# Show that the DABC is an isosceles

Question:

Show that the DABC is an isosceles triangle if the determinant

$\Delta=\left[\begin{array}{ccc}1 & 1 & 1 \\ 1+\cos A & 1+\cos B & 1+\cos C \\ \cos ^{2} A+\cos A & \cos ^{2} B+\cos B & \cos ^{2} C+\cos C\end{array}\right]=0$

Solution:

Given, $\quad \Delta=\left|\begin{array}{ccc}1 & 1 & 1 \\ 1+\cos A & 1+\cos B & 1+\cos C \\ \cos ^{2} A+\cos A & \cos ^{2} B+\cos B & \cos ^{2} C+\cos C\end{array}\right|=0$

[Applying $C_{1} \rightarrow C_{1}-C_{3}$ and $C_{2} \rightarrow C_{2}-C_{3}$ ]

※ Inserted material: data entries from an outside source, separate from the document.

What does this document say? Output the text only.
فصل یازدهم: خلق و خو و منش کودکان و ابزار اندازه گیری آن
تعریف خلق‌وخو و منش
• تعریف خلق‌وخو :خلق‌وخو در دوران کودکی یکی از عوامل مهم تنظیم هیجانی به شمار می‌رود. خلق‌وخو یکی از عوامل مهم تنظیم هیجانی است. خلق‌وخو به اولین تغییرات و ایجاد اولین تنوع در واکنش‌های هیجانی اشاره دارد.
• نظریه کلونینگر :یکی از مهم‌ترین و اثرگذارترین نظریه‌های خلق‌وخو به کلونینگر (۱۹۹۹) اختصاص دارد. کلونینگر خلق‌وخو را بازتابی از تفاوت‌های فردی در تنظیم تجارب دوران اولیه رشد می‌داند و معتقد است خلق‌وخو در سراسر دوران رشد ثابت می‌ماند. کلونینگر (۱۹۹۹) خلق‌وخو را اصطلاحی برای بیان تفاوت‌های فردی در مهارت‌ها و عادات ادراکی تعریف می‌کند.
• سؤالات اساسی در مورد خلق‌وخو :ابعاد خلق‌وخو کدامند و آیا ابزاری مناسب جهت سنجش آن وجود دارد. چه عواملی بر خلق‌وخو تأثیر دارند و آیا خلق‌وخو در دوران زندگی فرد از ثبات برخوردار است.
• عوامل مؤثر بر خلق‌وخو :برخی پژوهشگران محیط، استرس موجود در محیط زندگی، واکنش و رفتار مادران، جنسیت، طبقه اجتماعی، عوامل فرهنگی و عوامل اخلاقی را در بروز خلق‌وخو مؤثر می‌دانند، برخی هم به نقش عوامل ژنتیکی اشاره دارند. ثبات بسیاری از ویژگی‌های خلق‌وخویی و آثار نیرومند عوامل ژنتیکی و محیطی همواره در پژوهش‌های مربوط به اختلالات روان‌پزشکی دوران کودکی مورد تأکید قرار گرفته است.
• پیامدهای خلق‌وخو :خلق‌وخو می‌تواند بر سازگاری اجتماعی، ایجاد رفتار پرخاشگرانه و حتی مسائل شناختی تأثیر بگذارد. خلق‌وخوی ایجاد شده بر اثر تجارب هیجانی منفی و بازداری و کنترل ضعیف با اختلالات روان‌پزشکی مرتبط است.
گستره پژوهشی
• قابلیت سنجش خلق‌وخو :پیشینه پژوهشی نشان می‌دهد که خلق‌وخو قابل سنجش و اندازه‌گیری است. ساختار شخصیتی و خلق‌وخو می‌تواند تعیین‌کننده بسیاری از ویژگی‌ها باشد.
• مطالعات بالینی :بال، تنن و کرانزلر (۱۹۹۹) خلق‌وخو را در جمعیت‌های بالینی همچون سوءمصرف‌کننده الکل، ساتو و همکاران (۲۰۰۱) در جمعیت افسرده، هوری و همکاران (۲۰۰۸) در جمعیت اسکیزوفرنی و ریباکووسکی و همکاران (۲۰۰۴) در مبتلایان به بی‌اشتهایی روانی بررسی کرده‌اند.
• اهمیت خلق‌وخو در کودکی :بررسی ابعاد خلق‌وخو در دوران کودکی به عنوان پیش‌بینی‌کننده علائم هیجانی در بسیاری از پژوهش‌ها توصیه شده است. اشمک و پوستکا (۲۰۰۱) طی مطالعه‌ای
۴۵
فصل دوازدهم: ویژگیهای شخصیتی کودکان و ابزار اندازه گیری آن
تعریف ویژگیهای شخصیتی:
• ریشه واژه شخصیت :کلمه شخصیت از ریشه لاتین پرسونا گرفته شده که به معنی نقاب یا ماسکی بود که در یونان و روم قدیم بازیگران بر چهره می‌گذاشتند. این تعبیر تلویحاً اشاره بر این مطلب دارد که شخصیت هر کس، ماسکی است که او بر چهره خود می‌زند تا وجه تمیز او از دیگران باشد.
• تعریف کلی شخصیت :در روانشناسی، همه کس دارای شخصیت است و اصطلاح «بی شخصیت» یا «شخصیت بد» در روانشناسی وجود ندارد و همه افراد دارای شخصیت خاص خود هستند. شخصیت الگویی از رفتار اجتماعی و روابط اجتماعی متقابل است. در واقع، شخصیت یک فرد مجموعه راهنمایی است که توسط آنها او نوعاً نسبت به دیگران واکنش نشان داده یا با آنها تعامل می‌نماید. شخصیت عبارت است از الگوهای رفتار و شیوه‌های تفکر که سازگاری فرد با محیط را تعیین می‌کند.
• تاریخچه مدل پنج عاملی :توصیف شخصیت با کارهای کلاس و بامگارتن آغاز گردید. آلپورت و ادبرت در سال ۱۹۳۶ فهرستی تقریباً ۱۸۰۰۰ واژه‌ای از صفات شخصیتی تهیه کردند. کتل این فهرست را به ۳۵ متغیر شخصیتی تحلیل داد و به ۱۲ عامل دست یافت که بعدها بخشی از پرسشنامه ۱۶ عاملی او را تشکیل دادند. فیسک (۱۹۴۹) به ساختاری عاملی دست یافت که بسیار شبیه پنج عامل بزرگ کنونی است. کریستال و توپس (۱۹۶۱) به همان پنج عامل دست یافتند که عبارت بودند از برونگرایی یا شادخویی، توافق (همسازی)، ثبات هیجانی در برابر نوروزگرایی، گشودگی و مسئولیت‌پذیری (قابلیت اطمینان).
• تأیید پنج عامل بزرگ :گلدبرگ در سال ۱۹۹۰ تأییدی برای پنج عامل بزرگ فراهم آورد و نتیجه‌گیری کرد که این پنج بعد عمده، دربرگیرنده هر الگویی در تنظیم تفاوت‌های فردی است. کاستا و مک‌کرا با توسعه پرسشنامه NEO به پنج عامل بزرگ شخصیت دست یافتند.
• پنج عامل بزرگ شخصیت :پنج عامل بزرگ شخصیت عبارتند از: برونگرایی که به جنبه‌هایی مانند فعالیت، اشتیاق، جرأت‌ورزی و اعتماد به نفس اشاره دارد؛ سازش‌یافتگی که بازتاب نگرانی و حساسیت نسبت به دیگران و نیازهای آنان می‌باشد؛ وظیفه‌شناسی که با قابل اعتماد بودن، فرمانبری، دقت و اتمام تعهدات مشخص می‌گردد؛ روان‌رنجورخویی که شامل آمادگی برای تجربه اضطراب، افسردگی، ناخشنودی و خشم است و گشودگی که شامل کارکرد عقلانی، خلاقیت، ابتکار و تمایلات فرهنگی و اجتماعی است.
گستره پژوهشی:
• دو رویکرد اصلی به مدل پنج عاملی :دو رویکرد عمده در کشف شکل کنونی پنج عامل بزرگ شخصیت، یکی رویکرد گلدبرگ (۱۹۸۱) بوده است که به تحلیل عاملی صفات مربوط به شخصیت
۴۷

$\Rightarrow\left|\begin{array}{ccc}0 & 0 & 1 \\ \cos A-\cos C & \cos B-\cos C & 1+\cos C \\ \cos ^{2} A+\cos A-\cos ^{2} C-\cos C & \cos ^{2} B+\cos B-\cos ^{2} C-\cos C & \cos ^{2} C+\cos C\end{array}\right|=0$

Now,

[Taking ( $\cos A-\cos C$ ) common from $C_{1}$ and $(\cos B-\cos C)$ common from $C_{2}$ ]

$\Rightarrow$ $(\cos A-\cos C)(\cos B-\cos C) \times$

$\left|\begin{array}{ccc}0 & 0 & 1 \\ 1 & 1 & 1+\cos C \\ \cos A+\cos C+1 & \cos B+\cos C+1 & \cos ^{2} C+\cos C\end{array}\right|=0$

[Applying $C_{1} \rightarrow C_{1}-C_{2}$ ]

$\Rightarrow \quad(\cos A-\cos C)(\cos B-\cos C) \times$

$\left|\begin{array}{ccc}0 & 0 & 1 \\ 0 & 1 & 1+\cos C \\ \cos A-\cos B & \cos B+\cos C+1 & \cos ^{2} C+\cos C\end{array}\right|=0$

So,

$(\cos A-\cos C)(\cos B-\cos C)(\cos B-\cos A)=0$

$\cos A=\cos C$ or $\cos B=\cos C$ or $\cos B=\cos A$

$A=C$ or $B=C$ or $B=A$

Hence, $\triangle A B C$ is an isosceles triangle.